The grey February skies don't cover the promise of a brighter earth beneath them, it seems. My gloomy Sunday morning cup of tea was accompanied by Eddie Reader on Radio Four telling the world how supportive and generous John Dankworth was as a musician, her articulate sadness heralding the news of his passing. The trumpeter Guy Barker was delivering a similar eulogy this morning on the Today programme. These people played with Dankworth, shared his enthusiasm for jazz and performance and now feel his loss as keenly as the millions of ordinary folks who were fans of his music, holding him in great affection in his role as musician, band leader and patriarch of a flourishing jazz dynasty.
The ordinary folks turned out in their droves a couple of years ago when Dankworth and his wife, Dame Cleo Laine, were given the accolade of headlining a concert in the Proms season at the Royal Albert Hall. It was something of an eightieth birthday celebration for them both. A jazz prom with two such legends was more than I could resist, so I attended. The place was packed with an interesting crowd of relaxed retirees for whom Dankworth and Laine provided the soundtrack to youthful escapades. At the pre-prom talk the crowd listened politely to Radio Three's Geoffrey Smith talk about Dankworth's recording career, but they saved their real applause for the great man himself as he casually strolled into the hall. The chipboard BBC table and cheap plastic chairs on stage suddenly seemed to morph into the comfortable leather of a gentleman's club, with the venerable jazzman chatting with affable ease about Dizzy Gillespie and Duke Ellington as if they were simply men at the local corner shop who we'd all met - old, respected friends and colleagues from way back whom everyone must surely have had the chance to play with.

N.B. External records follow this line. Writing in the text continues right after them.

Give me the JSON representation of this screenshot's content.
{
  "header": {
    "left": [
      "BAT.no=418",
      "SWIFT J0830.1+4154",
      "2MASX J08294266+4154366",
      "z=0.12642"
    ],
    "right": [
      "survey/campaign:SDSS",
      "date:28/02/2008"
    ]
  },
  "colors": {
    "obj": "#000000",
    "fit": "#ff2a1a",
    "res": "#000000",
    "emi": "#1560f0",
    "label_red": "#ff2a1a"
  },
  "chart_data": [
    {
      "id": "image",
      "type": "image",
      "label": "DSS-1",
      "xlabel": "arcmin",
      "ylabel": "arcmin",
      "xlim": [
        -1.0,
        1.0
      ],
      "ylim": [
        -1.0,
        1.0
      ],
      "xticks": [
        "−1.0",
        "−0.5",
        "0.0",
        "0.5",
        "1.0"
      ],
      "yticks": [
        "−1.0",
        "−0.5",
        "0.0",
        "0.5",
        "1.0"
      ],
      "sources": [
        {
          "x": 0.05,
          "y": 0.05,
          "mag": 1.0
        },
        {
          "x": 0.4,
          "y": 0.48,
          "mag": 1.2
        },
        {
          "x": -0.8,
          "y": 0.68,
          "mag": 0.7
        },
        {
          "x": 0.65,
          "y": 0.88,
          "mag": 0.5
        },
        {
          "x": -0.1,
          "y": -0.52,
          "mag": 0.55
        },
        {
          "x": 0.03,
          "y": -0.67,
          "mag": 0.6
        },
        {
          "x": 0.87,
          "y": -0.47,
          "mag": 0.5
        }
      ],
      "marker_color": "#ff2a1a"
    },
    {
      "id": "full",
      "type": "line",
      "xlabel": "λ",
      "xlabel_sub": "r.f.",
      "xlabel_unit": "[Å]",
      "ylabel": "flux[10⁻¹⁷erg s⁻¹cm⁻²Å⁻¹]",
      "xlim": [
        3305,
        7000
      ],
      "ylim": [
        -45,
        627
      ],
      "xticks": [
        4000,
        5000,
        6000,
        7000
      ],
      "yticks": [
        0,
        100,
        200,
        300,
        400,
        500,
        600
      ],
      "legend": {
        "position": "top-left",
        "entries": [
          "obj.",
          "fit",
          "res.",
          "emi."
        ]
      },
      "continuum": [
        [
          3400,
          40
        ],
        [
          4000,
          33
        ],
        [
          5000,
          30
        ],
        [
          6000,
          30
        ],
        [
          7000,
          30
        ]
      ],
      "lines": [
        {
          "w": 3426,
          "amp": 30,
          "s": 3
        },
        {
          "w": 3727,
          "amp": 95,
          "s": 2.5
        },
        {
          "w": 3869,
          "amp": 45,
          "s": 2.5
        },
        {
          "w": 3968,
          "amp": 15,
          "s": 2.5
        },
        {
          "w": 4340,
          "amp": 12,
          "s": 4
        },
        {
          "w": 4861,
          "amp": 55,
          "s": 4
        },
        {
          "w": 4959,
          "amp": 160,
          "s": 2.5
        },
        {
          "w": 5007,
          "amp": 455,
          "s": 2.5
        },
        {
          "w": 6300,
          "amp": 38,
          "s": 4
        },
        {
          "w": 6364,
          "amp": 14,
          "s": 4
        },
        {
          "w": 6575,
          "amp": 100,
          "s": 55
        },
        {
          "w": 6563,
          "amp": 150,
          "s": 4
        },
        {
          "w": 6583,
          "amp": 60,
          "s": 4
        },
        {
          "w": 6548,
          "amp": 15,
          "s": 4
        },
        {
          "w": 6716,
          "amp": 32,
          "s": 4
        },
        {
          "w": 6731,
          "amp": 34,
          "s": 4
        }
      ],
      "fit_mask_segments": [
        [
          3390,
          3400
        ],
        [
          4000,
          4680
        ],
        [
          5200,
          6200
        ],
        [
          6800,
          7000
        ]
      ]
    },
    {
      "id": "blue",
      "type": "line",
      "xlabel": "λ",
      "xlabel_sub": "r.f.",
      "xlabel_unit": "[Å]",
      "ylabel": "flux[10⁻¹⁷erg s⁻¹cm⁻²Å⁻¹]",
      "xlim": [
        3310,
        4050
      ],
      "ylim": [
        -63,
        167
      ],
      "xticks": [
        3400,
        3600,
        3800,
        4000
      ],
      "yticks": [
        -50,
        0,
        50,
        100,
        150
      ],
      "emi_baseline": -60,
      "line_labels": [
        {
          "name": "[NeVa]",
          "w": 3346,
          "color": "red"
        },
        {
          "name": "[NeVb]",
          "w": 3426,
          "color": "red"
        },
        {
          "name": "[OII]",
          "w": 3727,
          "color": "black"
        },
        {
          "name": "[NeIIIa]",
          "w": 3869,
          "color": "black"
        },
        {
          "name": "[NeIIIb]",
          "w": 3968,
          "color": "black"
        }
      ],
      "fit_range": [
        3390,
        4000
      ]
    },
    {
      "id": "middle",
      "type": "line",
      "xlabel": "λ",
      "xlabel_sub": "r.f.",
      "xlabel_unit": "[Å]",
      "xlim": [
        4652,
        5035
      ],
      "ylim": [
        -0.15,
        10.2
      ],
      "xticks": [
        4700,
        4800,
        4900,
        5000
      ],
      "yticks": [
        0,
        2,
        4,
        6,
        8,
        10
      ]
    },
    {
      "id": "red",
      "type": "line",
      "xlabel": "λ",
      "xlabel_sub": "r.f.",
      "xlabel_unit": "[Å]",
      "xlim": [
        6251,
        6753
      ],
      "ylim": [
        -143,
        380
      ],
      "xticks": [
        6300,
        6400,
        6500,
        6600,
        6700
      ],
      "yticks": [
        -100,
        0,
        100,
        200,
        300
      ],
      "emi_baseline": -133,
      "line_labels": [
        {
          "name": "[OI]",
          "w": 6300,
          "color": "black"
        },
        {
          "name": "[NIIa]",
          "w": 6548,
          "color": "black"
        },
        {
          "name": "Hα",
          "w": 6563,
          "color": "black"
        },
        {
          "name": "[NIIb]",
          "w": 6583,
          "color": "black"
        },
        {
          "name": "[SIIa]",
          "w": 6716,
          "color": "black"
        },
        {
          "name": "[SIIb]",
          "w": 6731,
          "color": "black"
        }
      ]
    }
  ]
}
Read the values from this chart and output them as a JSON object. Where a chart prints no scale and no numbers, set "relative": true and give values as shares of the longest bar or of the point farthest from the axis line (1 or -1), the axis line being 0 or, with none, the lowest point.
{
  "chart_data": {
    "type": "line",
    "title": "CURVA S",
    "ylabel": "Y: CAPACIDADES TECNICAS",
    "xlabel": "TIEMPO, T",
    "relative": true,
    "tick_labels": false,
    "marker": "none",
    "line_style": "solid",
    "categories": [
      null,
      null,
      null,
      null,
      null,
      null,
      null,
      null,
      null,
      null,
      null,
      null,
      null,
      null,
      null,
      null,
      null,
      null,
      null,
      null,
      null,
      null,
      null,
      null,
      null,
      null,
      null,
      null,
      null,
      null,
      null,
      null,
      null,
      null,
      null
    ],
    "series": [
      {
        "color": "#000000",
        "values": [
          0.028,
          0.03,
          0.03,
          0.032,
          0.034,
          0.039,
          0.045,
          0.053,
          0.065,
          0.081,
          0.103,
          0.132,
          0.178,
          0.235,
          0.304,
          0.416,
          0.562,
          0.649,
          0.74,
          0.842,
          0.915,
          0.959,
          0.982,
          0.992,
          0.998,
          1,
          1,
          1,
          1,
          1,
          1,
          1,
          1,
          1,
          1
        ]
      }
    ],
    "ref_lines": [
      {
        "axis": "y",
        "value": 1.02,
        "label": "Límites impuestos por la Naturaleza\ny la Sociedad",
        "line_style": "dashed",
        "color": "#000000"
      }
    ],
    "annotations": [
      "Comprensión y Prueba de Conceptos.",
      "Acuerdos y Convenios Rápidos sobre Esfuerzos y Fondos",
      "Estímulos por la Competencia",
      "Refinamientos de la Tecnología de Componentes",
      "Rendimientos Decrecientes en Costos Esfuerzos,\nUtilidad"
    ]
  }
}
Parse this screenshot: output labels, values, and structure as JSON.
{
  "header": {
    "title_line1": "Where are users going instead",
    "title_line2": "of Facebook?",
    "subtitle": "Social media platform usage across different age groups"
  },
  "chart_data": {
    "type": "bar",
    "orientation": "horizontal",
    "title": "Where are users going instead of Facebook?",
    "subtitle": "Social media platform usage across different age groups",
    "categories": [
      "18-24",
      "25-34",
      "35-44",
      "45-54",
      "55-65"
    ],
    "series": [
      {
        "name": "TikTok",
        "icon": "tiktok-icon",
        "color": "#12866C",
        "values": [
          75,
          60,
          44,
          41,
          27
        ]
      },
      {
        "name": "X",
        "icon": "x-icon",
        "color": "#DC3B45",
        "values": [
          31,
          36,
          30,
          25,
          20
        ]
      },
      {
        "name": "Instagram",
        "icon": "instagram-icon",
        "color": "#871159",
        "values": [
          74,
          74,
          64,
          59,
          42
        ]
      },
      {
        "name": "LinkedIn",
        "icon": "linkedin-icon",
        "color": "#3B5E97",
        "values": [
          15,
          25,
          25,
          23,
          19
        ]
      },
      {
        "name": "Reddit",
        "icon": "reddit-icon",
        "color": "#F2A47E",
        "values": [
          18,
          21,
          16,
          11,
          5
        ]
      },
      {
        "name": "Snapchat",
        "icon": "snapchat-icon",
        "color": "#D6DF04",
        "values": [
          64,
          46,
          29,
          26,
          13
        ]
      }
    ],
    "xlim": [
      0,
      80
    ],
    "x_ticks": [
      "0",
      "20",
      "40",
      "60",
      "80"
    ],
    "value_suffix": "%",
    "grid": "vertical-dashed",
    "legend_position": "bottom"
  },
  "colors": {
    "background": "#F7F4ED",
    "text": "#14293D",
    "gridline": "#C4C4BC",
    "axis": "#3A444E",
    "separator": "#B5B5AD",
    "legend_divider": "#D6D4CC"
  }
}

At the concert itself the atmosphere was extraordinary. Dankworth led the orchestra through a selection of his own compositions and jazz standards. People tend to think of jazz as being a rambling, free-form sort of music, but in this case Dankworth's leadership was a model of concentration and precision. He ensured that each soloist had their turn in the spotlight and yet that the ensemble always combined with the most powerful effect. Alternating between playing clarinet and sax himself, he displayed the hunched-over absorption of the reedsman, but never lost that crucial awareness of his fellow musicians. He was an elderly many then but he was still fleet of finger and keen of ear, never missing a beat or a note and still being able to clearly communicate his own personality through whatever he was playing.
Dankworth had a quiet style of showmanship, confident and assured without a hint of ego. When he introduced his wife he was clearly proud that this formidable force of nature, this melodic vocal hurricane, was his partner in music and in life. Dame Cleo had recently had some surgery and was assisted by a walking cane, but happily bantered away with her husband. Her singing voice was certainly unaffected. The marital dynamic between them was almost as entertaining as the musical performance. Entering their eighth decade, their strong personalities were undiminished and it was easy to see how they sparked off each other in happy creative abrasiveness. They performed an encore of "Take the A Train" that was impossible to forget, speedy and deft, tripping between lyric and melody easily but powerfully and completely overflowing with an energy that would put many younger performers to shame. In the heat of the summer prom hall, it was a joyful blast of pure cool. The audience went wild.
Now in February's wrong kind of cool, we feel the chill of fate parting this great jazz couple. John Dankworth died, but within hours Dame Cleo and her children found solace on stage, performing and no doubt letting the music take them over, gaining strength from turning in a performance worthy of the man who was sadly unable to join them that evening. And that's where the sunlight starts to peep through the clouds a little. To say that we will not see the like of John Dankworth again is to give in to unfounded pessimism. The baton has been passed, the music still carries on. As Eddie Reader said, we should all open up our windows and play John Dankworth's music loud out into the streets for everyone to hear. The guy was a legend and he left an incredible legacy of music behind him. Just because he had to saunter off stage, it doesn't mean that the music has to stop too.